Sabar dan Senyuman - Puisi Gusmawitri

Sabar dan Senyuman - Puisi by Gusmawitri Agam 31 Januari 2025

Sabar dan Senyuman gusmawitri agam
Sabar dan Senyuman

Sabar dan Senyuman

Sabar dan senyuman itu seperti menikmati Pop Mie dengan cabe hijau dan pisau di sampingnya.

Tak perlu membalas api dengan api, karena kobaran hanya akan semakin membesar. 
Sebaliknya, jadilah embun yang menyejukkan, kata-kata lembut yang menenangkan, dan keheningan yang penuh pengertian. 
Sebab, dalam setiap amarah yang meledak, selalu ada hati yang menunggu untuk dipahami.

Sabar bukan berarti diam tanpa suara, melainkan memilih untuk tetap tenang meski hati ingin bergejolak. 
Sebab, pada akhirnya, mereka yang mampu bersabar di hadapan emosi orang lain adalah mereka yang memiliki kendali atas dirinya sendiri. 
Dan di sanalah kebijaksanaan sejati bersemayam.
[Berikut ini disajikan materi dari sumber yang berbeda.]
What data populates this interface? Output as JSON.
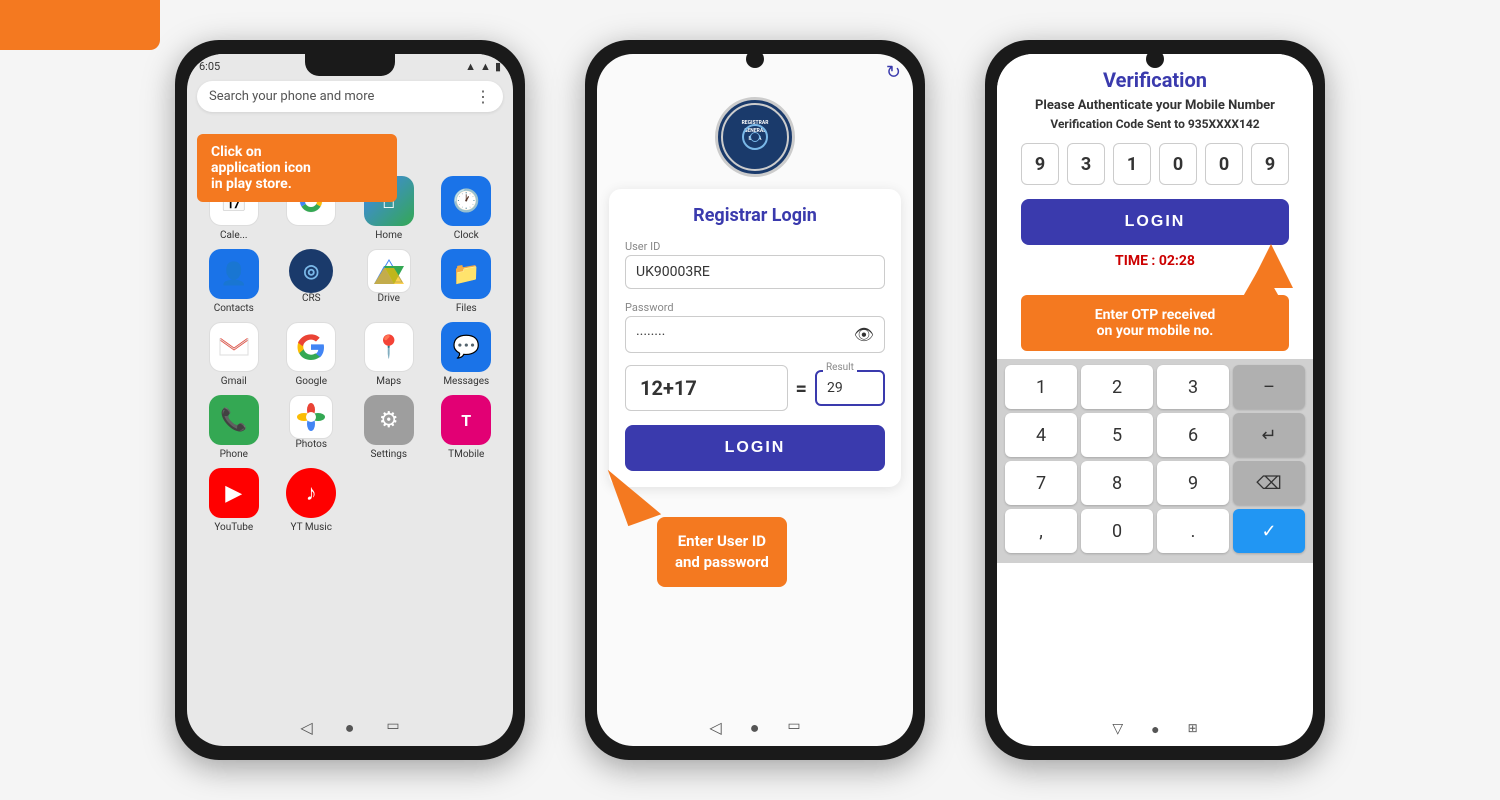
{
  "page": {
    "background": "#f5f5f5"
  },
  "phone1": {
    "status_time": "6:05",
    "search_placeholder": "Search your phone and more",
    "tooltip": {
      "line1": "Click on",
      "line2": "application icon",
      "line3": "in play store."
    },
    "row1": [
      {
        "id": "calendar",
        "label": "Cale...",
        "icon_char": "📅",
        "css_class": "icon-calendar"
      },
      {
        "id": "chrome",
        "label": "",
        "icon_char": "●",
        "css_class": "icon-chrome"
      },
      {
        "id": "home",
        "label": "Home",
        "icon_char": "⌂",
        "css_class": "icon-home"
      },
      {
        "id": "clock",
        "label": "Clock",
        "icon_char": "🕐",
        "css_class": "icon-clock"
      }
    ],
    "row2": [
      {
        "id": "contacts",
        "label": "Contacts",
        "icon_char": "👤",
        "css_class": "icon-contacts"
      },
      {
        "id": "crs",
        "label": "CRS",
        "icon_char": "◎",
        "css_class": "crs-special"
      },
      {
        "id": "drive",
        "label": "Drive",
        "icon_char": "▲",
        "css_class": "icon-drive"
      },
      {
        "id": "files",
        "label": "Files",
        "icon_char": "📁",
        "css_class": "icon-files"
      }
    ],
    "row3": [
      {
        "id": "gmail",
        "label": "Gmail",
        "icon_char": "M",
        "css_class": "icon-gmail"
      },
      {
        "id": "google",
        "label": "Google",
        "icon_char": "G",
        "css_class": "icon-google"
      },
      {
        "id": "maps",
        "label": "Maps",
        "icon_char": "📍",
        "css_class": "icon-maps"
      },
      {
        "id": "messages",
        "label": "Messages",
        "icon_char": "💬",
        "css_class": "icon-messages"
      }
    ],
    "row4": [
      {
        "id": "phone",
        "label": "Phone",
        "icon_char": "📞",
        "css_class": "icon-phone"
      },
      {
        "id": "photos",
        "label": "Photos",
        "icon_char": "❋",
        "css_class": "icon-photos"
      },
      {
        "id": "settings",
        "label": "Settings",
        "icon_char": "⚙",
        "css_class": "icon-settings"
      },
      {
        "id": "tmobile",
        "label": "TMobile",
        "icon_char": "T",
        "css_class": "icon-tmobile"
      }
    ],
    "row5": [
      {
        "id": "youtube",
        "label": "YouTube",
        "icon_char": "▶",
        "css_class": "icon-youtube"
      },
      {
        "id": "ytmusic",
        "label": "YT Music",
        "icon_char": "♪",
        "css_class": "icon-ytmusic"
      },
      {
        "id": "empty1",
        "label": "",
        "icon_char": "",
        "css_class": ""
      },
      {
        "id": "empty2",
        "label": "",
        "icon_char": "",
        "css_class": ""
      }
    ]
  },
  "phone2": {
    "logo_text": "REGISTRAR GENERAL INDIA",
    "login_title": "Registrar Login",
    "userid_label": "User ID",
    "userid_value": "UK90003RE",
    "password_label": "Password",
    "password_dots": "········",
    "captcha_expr": "12+17",
    "captcha_equals": "=",
    "captcha_result_label": "Result",
    "captcha_result_value": "29",
    "login_button": "LOGIN",
    "tooltip": {
      "line1": "Enter User ID",
      "line2": "and password"
    }
  },
  "phone3": {
    "screen_title": "Verification",
    "subtitle": "Please Authenticate your Mobile Number",
    "code_sent": "Verification Code Sent to 935XXXX142",
    "otp_digits": [
      "9",
      "3",
      "1",
      "0",
      "0",
      "9"
    ],
    "login_button": "LOGIN",
    "timer_label": "TIME : 02:28",
    "tooltip": {
      "line1": "Enter OTP received",
      "line2": "on your mobile no."
    },
    "keypad": {
      "rows": [
        [
          "1",
          "2",
          "3",
          "–"
        ],
        [
          "4",
          "5",
          "6",
          "↵"
        ],
        [
          "7",
          "8",
          "9",
          "⌫"
        ],
        [
          ",",
          "0",
          ".",
          "✓"
        ]
      ]
    }
  }
}
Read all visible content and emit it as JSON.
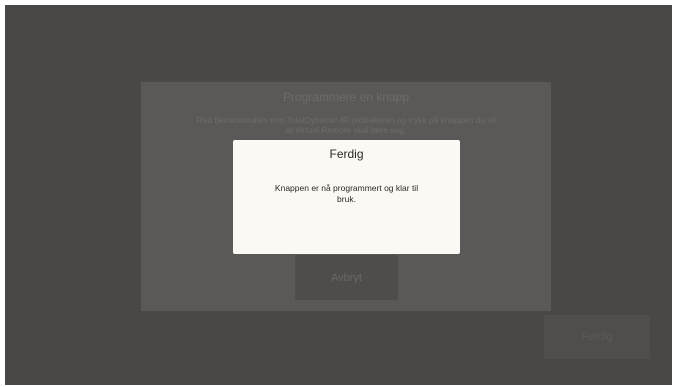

Sabar dan senyum adalah kekuatan yang tak terlihat namun mampu meredakan badai emosi. 
Saat seseorang datang dengan amarah, jangan biarkan dirimu terbawa arusnya. 
Sebaliknya, jadilah seperti air yang menyejukkan, bukan api yang menyulut.

Senyummu bukan tanda kelemahan, melainkan bukti kedewasaan. Sabar yang kau tunjukkan bukan berarti mengalah, tetapi memilih untuk tidak terprovokasi. Karena dalam kesabaran ada ketenangan, dan dalam senyuman ada ketulusan yang mampu meluluhkan hati yang sedang bergejolak.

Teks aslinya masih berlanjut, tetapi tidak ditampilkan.